Number one for English language teachers

Your English: Idioms: teeth

Type: Article

Tim Bowen gets his teeth into more than a mouthful of idioms.

When somebody has treated you badly in an already bad situation, it can be described as being a kick in the teeth. For example, ’After the increase in workload, the pay cut came as a real kick in the teeth.’ In this case, you may be fed up to the back teeth (feel very frustrated) with the situation, but you may have no option but to grit your teeth (put up with the situation) and bear it.

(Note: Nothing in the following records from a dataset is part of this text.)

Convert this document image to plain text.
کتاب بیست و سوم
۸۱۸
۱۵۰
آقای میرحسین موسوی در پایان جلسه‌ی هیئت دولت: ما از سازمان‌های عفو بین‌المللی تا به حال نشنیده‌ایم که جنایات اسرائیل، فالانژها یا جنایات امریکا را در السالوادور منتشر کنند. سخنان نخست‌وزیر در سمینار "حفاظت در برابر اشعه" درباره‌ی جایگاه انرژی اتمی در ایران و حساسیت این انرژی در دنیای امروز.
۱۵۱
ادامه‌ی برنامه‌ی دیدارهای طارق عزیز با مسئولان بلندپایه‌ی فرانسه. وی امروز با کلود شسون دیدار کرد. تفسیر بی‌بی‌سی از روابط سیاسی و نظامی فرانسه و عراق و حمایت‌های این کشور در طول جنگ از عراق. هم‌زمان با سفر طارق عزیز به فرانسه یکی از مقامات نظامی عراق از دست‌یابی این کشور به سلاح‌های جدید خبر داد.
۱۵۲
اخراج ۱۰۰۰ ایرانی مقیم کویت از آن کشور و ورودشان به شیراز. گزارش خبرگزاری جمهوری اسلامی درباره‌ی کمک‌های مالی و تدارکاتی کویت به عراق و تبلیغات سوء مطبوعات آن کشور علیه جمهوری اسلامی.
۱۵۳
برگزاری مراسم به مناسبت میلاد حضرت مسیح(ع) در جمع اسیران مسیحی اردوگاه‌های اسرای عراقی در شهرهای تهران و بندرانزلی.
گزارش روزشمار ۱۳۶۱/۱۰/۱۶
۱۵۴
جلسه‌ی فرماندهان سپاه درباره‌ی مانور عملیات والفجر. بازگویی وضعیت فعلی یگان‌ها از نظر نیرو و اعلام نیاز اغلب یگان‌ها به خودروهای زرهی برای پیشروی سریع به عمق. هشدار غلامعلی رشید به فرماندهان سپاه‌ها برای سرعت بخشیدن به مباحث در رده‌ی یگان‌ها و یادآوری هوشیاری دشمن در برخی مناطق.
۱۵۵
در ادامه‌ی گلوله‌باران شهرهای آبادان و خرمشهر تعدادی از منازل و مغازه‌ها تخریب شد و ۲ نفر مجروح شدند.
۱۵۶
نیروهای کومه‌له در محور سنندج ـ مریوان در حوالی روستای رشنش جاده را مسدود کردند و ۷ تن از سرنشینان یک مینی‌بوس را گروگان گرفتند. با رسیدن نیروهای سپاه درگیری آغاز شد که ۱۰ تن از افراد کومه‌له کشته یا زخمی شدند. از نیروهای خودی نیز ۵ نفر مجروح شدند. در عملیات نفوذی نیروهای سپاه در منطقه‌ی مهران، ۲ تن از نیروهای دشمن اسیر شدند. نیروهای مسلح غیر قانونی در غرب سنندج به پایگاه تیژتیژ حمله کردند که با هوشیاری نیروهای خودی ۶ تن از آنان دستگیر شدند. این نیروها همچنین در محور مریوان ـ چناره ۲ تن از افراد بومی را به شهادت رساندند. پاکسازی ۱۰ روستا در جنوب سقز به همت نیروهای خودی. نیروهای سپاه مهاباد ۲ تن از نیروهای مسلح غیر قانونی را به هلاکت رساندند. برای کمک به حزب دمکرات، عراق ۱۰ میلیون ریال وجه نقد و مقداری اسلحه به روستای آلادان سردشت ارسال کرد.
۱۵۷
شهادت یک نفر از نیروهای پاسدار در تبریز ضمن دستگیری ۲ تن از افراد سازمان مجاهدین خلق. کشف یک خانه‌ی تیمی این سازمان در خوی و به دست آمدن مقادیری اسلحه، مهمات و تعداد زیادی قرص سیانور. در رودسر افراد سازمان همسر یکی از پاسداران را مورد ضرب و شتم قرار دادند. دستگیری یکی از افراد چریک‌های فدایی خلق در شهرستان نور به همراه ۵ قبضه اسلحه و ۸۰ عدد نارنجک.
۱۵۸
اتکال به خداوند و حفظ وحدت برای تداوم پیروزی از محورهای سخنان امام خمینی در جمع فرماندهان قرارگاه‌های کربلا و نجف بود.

In various industries and professions, people cut their teeth (gain their first experience) in a particular job or activity, as in ‘Many famous actors cut their teeth in regional theatre before moving on to television or film’.Such people often get positions in the teeth of fierce competition (when there are lots of people also wanting that position), and sometimes may only get a job by the skin of their teeth (by luck, very nearly being unsuccessful). However, as in all professions, sometimes you just have to be a little aggressive and show your teeth in order to get what you want. 

If you put a lot of time and energy into something that is interesting because it requires a lot of effort and skill, you can be said to get your teeth into it, as in ‘I’d like a project that I can really get my teeth into’. 

If a sound sets your teeth on edge, it is very unpleasant or annoying, as in ‘That whining voice of his always sets my teeth on edge’.